L’Italia rilancia in Europa una battaglia educativa e culturale destinata a segnare una svolta nel rapporto tra istruzione e tecnologia. Il 12 maggio, il ministro dell’Istruzione e del Merito Giuseppe Valditara presenterà alla Commissione europea una richiesta formale per una raccomandazione che vieti l’uso degli smartphone in classe per gli studenti al di sotto dei 14 anni. L’iniziativa – sostenuta da Polonia e Svezia – si inserisce nel più ampio dibattito continentale sull’impatto del digitale nel contesto scolastico e sulla necessità di salvaguardare salute mentale, rendimento cognitivo e relazioni interpersonali dei più giovani.
Il provvedimento, ispirato al principio di precauzione, nasce dalla crescente consapevolezza scientifica sui danni legati all’eccessiva esposizione agli schermi in età evolutiva.

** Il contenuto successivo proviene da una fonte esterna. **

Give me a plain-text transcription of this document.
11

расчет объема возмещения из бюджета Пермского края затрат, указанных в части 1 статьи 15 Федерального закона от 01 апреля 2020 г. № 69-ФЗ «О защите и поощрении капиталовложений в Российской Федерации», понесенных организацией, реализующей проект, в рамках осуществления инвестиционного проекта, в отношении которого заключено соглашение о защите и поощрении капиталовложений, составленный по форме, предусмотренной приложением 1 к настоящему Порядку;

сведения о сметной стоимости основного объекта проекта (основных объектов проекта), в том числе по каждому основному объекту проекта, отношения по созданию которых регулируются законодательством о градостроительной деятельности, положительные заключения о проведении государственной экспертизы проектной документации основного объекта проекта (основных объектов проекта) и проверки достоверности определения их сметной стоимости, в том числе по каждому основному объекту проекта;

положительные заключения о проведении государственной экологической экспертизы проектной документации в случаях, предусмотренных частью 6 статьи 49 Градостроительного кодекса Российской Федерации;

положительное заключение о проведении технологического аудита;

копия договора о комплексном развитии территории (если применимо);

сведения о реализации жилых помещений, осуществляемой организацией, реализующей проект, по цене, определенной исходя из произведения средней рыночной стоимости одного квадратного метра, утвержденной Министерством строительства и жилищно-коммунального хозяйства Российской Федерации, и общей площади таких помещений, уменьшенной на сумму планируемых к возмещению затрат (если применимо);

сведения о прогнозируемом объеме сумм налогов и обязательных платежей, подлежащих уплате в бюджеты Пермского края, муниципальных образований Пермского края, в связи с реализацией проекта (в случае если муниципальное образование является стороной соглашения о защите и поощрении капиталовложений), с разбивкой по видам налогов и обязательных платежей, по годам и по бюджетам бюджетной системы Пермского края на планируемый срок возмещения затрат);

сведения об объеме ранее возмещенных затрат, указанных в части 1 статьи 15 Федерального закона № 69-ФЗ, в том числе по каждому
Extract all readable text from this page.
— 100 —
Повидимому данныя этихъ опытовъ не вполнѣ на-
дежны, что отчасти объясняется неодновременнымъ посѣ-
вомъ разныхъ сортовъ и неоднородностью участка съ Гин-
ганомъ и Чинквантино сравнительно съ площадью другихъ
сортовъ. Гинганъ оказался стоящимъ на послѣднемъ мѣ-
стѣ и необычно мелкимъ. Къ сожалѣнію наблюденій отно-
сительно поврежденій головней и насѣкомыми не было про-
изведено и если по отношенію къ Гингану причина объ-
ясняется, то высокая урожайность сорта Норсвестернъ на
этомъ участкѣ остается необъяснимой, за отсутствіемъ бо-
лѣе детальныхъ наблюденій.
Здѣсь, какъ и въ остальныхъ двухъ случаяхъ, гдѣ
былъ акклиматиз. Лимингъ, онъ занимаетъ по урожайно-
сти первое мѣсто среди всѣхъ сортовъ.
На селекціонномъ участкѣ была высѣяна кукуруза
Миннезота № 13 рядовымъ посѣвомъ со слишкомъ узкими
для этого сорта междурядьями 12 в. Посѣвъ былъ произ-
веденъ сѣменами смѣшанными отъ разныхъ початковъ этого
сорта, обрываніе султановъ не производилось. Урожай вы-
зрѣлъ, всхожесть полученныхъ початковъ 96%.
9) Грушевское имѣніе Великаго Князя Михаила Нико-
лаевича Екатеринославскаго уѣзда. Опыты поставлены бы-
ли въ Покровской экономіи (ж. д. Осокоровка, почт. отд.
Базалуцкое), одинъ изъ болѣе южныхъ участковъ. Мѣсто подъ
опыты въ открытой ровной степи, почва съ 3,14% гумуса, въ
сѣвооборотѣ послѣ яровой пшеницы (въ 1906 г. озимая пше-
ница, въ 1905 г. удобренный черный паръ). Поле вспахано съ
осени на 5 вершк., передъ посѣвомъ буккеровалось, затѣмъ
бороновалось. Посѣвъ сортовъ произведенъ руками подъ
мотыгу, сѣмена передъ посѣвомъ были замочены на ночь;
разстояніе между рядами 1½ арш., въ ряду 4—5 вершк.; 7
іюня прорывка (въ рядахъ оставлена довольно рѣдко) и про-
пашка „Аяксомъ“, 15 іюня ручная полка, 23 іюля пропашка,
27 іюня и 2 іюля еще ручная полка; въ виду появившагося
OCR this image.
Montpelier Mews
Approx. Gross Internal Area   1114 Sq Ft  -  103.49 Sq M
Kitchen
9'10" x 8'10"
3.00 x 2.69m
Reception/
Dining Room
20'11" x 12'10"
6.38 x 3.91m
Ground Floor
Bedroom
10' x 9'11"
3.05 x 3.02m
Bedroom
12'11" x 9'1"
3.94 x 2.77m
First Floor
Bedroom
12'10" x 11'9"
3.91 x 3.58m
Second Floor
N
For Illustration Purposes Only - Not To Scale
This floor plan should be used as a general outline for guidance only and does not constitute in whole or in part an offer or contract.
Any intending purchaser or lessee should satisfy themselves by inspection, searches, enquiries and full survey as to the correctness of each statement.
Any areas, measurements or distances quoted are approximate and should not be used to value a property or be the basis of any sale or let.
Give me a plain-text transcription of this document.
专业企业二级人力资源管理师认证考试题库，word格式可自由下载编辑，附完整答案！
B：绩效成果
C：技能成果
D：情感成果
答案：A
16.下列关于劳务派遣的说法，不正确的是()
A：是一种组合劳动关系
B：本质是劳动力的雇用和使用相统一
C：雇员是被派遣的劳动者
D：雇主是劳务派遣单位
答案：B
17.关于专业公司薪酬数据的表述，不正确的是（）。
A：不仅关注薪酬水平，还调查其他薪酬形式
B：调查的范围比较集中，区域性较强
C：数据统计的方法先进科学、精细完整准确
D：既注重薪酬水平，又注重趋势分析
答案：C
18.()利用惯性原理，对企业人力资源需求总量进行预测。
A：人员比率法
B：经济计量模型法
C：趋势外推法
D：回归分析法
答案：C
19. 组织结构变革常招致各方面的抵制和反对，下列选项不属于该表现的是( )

Il dibattito, già acceso nei singoli Stati membri, si sposta ora sul piano sovranazionale, dove l’Italia intende farsi capofila di una strategia comune in materia di educazione digitale. Un passaggio che chiama in causa il ruolo dell’Unione europea nel sostenere politiche pubbliche attente al benessere delle nuove generazioni.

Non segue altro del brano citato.